Налила воды в стоявший на тумбочке стакан.

– Особенно тому, что это доставило бы тебе наслаждение.

И вышла из комнаты.

* * *

От уборки сена я не отвертелся, всего лишь оттянул это удовольствие на два дня. Ле Гофф явился за мной в лазарет и под конвоем провел через сад к часовне. Я был его военным трофеем. Наручники он на меня не надел, но единственной своей рукой стискивал запястья, заведя мои руки за спину.
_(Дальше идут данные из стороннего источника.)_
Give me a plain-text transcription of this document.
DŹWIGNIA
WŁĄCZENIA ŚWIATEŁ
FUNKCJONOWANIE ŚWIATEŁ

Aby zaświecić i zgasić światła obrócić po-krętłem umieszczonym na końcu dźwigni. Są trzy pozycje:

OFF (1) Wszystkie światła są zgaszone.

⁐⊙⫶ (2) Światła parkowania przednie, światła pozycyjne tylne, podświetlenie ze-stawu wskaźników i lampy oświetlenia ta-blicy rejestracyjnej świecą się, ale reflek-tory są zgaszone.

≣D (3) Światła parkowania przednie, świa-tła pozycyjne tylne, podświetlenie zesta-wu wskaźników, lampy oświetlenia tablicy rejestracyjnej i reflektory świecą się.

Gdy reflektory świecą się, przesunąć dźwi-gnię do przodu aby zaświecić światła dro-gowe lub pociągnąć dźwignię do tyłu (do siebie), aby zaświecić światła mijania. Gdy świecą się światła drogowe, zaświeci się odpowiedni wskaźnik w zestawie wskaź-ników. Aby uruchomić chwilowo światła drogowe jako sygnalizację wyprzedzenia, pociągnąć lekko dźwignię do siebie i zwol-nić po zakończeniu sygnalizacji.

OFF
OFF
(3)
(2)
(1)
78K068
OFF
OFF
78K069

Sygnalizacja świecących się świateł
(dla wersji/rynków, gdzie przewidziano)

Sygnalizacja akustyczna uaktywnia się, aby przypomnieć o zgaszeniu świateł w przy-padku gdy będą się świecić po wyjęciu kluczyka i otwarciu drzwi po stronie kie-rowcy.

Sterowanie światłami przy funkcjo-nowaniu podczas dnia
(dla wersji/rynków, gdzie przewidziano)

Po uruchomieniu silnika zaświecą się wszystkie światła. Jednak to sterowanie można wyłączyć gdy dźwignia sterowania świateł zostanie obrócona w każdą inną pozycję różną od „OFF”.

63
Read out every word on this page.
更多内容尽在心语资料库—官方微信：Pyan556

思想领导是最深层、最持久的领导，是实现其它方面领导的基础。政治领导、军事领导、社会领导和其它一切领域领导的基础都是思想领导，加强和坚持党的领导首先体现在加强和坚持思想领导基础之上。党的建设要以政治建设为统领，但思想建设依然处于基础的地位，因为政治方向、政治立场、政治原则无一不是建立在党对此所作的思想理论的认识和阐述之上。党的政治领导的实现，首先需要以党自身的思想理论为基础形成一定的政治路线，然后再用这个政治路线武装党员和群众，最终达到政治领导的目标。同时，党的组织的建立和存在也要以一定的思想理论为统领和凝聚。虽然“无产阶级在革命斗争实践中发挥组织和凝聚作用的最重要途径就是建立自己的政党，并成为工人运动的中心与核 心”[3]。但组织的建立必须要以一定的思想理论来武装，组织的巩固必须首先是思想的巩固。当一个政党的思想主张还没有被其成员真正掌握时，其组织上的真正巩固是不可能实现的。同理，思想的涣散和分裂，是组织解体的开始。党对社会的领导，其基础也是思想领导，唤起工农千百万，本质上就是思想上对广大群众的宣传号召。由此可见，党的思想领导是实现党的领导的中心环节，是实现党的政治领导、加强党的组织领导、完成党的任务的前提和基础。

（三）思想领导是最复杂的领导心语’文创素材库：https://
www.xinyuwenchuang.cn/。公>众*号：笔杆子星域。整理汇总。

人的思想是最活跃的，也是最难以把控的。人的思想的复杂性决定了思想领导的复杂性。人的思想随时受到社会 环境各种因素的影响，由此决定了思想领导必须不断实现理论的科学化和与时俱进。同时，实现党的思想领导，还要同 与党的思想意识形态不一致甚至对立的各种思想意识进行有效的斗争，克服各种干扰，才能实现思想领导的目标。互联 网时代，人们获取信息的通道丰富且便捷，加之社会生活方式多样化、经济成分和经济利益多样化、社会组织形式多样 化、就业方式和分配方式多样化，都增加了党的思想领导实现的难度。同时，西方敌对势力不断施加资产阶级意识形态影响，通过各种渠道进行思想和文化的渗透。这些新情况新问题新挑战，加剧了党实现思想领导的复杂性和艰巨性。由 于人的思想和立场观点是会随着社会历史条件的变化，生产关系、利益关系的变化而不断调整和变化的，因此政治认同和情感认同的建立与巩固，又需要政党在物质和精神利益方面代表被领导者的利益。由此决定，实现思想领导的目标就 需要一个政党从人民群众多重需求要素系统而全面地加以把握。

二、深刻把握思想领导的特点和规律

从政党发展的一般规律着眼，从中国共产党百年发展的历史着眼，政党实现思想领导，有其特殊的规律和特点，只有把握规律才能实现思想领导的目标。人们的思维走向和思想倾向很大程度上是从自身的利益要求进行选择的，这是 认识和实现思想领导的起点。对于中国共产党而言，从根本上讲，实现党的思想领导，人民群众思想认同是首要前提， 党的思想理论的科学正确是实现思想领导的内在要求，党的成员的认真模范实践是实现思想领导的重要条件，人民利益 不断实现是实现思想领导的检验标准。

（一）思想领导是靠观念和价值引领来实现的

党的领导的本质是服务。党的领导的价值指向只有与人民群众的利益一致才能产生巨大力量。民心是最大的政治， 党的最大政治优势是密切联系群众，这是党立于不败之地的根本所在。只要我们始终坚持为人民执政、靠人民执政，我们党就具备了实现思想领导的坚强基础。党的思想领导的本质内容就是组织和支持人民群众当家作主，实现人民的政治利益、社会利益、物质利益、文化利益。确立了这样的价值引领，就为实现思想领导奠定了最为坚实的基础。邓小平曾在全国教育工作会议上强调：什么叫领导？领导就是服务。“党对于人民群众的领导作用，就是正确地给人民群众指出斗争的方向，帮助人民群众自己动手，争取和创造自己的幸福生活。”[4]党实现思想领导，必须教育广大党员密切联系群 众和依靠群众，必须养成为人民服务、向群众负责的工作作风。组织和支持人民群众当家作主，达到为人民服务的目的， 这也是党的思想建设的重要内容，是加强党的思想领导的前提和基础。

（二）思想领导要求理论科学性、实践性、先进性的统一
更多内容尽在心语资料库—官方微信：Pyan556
Вторую руку ему оторвала французская граната в октябре 1916-го, во время битвы за Дуомон. Вместе с глазом и куском щеки. Его друга, уже выдернувшего чеку, скосила немецкая пуля, он упал, выпустив из рук гранату. Ле Гофф попытался выкинуть ее из окопа, но не успел. Шестнадцать лет спустя этот герой конвоировал меня с таким видом, будто он взял в плен кайзера Вильгельма и ведет его к Клемансо.